Intergovernmental agreements are common practice across the world, especially between countries with similar interests. For instance, two or more countries may form a trade bloc where barriers to trade between the participating countries are eliminated or reduced. In most instances, such counties may form a common market where trade barriers have been replaced by common policies, regulations, and freedom of movement of factors of production, goods, and services. This kind of intergovernmental agreement is referred to as an economic union. The economic union is mainly established to increase efficiency and closer ties, either politically or culturally, between these countries.
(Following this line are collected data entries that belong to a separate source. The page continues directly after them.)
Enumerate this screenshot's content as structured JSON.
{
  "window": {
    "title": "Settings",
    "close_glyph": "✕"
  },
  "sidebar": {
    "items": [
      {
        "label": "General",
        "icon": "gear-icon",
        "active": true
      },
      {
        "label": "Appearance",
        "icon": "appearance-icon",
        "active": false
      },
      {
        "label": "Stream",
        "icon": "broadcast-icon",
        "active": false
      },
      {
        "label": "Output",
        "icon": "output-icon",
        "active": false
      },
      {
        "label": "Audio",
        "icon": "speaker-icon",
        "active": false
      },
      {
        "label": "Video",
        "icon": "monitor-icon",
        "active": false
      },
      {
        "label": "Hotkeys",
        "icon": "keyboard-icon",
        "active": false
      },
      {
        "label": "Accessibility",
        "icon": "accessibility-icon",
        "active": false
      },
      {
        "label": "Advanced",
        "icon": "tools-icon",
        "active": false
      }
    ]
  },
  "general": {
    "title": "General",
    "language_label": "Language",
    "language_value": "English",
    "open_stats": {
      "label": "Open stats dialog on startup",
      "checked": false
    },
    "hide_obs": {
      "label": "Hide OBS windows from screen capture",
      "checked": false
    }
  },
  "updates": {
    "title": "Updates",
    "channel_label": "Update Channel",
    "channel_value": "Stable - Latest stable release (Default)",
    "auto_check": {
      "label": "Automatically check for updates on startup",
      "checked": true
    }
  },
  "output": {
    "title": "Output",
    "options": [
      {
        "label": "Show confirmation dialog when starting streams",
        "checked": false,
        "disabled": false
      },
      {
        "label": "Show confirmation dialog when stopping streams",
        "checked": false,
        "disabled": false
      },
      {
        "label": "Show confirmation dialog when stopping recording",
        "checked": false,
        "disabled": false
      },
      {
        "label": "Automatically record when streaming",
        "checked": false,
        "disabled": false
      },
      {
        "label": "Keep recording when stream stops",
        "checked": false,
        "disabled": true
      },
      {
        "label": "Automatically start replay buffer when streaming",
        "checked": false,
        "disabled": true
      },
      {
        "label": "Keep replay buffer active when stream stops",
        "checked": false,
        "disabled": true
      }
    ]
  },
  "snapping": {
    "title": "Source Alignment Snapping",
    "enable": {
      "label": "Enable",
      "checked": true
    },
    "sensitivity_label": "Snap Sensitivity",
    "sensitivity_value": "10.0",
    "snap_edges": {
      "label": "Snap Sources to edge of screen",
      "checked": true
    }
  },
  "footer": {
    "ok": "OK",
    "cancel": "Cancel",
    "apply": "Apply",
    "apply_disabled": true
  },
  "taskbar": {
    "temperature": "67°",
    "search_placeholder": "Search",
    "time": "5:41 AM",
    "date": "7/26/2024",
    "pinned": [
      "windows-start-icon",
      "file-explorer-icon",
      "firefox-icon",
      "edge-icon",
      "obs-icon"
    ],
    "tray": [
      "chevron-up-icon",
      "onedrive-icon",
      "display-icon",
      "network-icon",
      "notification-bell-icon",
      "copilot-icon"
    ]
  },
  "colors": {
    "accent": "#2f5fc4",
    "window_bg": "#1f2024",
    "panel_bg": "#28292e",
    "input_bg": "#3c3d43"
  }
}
One such intergovernmental agreement is the Belgium-Luxembourg Economic Union (BLEU), an intergovernmental trade agreement between the neighboring nations of Luxembourg and Belgium.
Formation of BLEU
BLEU was formed through a treaty that was signed on July 21, 1921, between the two countries and effected after being ratified by the Luxembourg legislatures on December 22, 1922. Under this treaty, both countries were to collectively lift the economic frontiers and set their respective currencies (Luxembourg franc and Belgian franc) leading to the establishment of a monetary union (later replaced by the Euro). The initial treaty expired in 1972, extended for another 10 years until 1982 and finally for another 10 years in 1992. A new convention was signed on December 18, 2002, between the two nations. Although most of the aims of BLEU have largely been taken up by the Benelux Union (between Luxembourg, Belgium, and the Netherlands) and the European Union, it has remained more relevant in deciding exact measures than the other organizations.
Structure of the Union
From the onset, the structure of BLEU was based on the economic leadership of Belgium. A Mixed Administrative Council comprising of one representative from Luxembourg and two from Belgium was set up and tasked with administering the customs union. In 1935, a Mixed Administrative Commission was set up and tasked with advising the two governments on matters relating to external trade. According to the 2002 Convention, the Union comprises of three organs; Board of Custom, Administrative Commission, and Committee of Ministers. The Committee of Ministers is responsible for making decisions necessary for the functioning of the Union. The Administrative Commission is responsible for the application of the Convention and liaison between the two governments while the Board of Customs, composed of high ranking customs official from both countries, is responsible for providing for administrative uniformity within BLEU with respect to customs, taxes, and common excises.
Impact of the Union
The Belgium–Luxembourg Economic Union is the world’s 13th largest export economy. In 2017, it exported US$344 billion worth of goods and services and imported US$406 billion, resulting in a negative trade balance. The major export products from the Union are refined petroleum, cars, human and animal blood, packaged medicament, and diamond. Its major export destination includes the Netherlands, Germany, the United Kingdom, France, and Italy. The major products imported by the Union include crude and refined petroleum and cars.